My question is, if we believe that the SAC in $y_i$ is all caused by SAC $x_i$, that is, we believe $e_i$ are independent with each other. Then is there any problem to simply run a normal regression model? It looks to me that this way does not violate any assumptions. I can definitely run a test on the residuals. However several application papers do things in such a way: they first run Moran's I on $y_i$, if significant, then spatial-lag. O.w., run Moran's I on residuals, if significant, then spatial-error. If looks weird to me.

Best Answer

Running a regression on data that is spatially autocorrelated is fine, and unavoidable in most scenarios (e.g. ecological modelling).

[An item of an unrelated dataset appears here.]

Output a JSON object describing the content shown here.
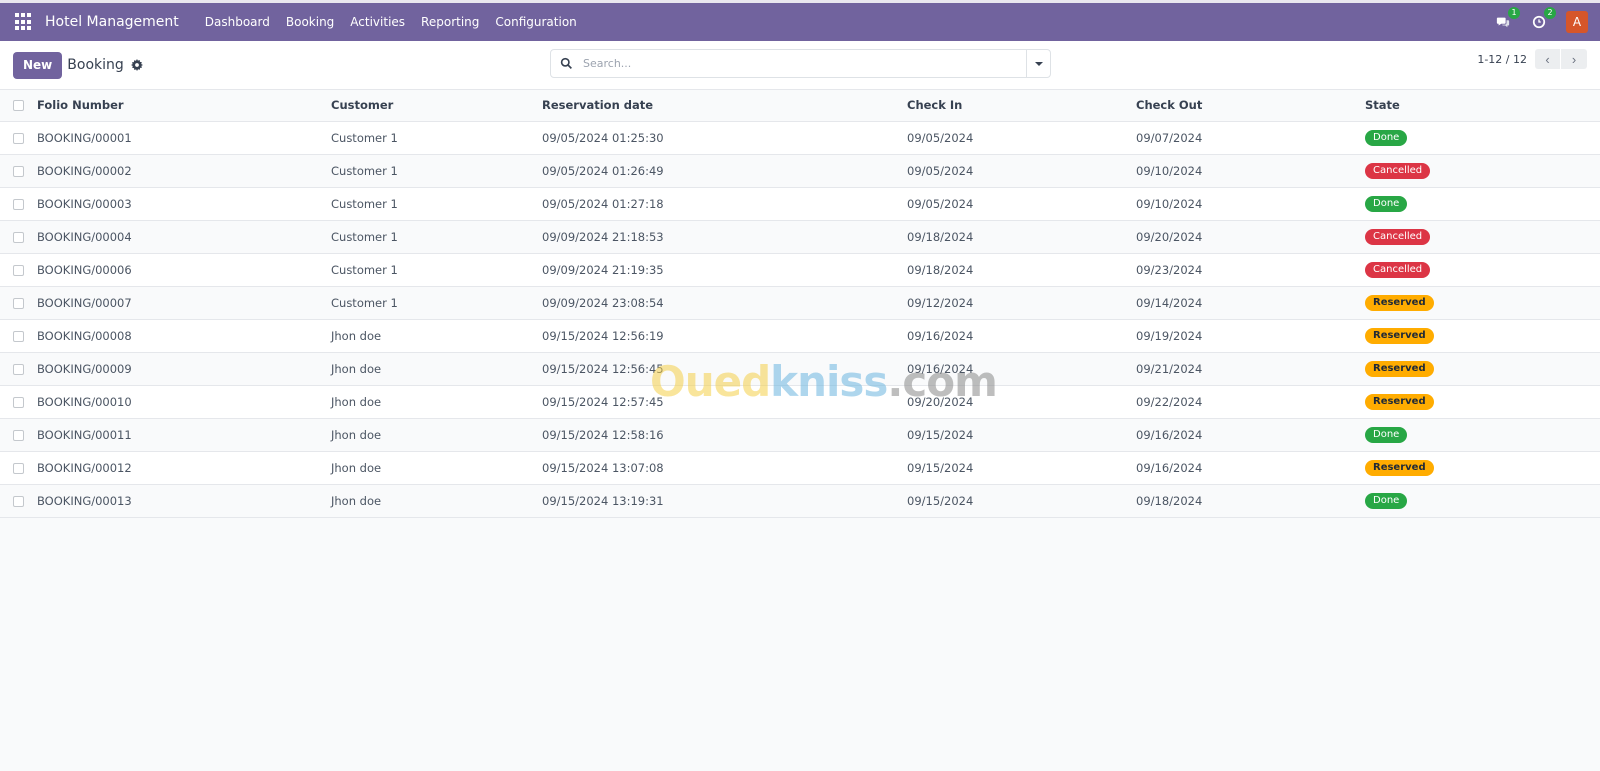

It is when you have SAC in your residuals that you have issues. The assumptions of independence are not met and the chance of Type 1 error is increased. Not to mention potential for unstable/biased parameter estimates.

So it's important test your residuals for SAC. You could use Moran's I, computed at various lags (e. g. Corellograms), variograms and local estimates of SAC. Probably good to try a range of methods to get a better picture of the error structure.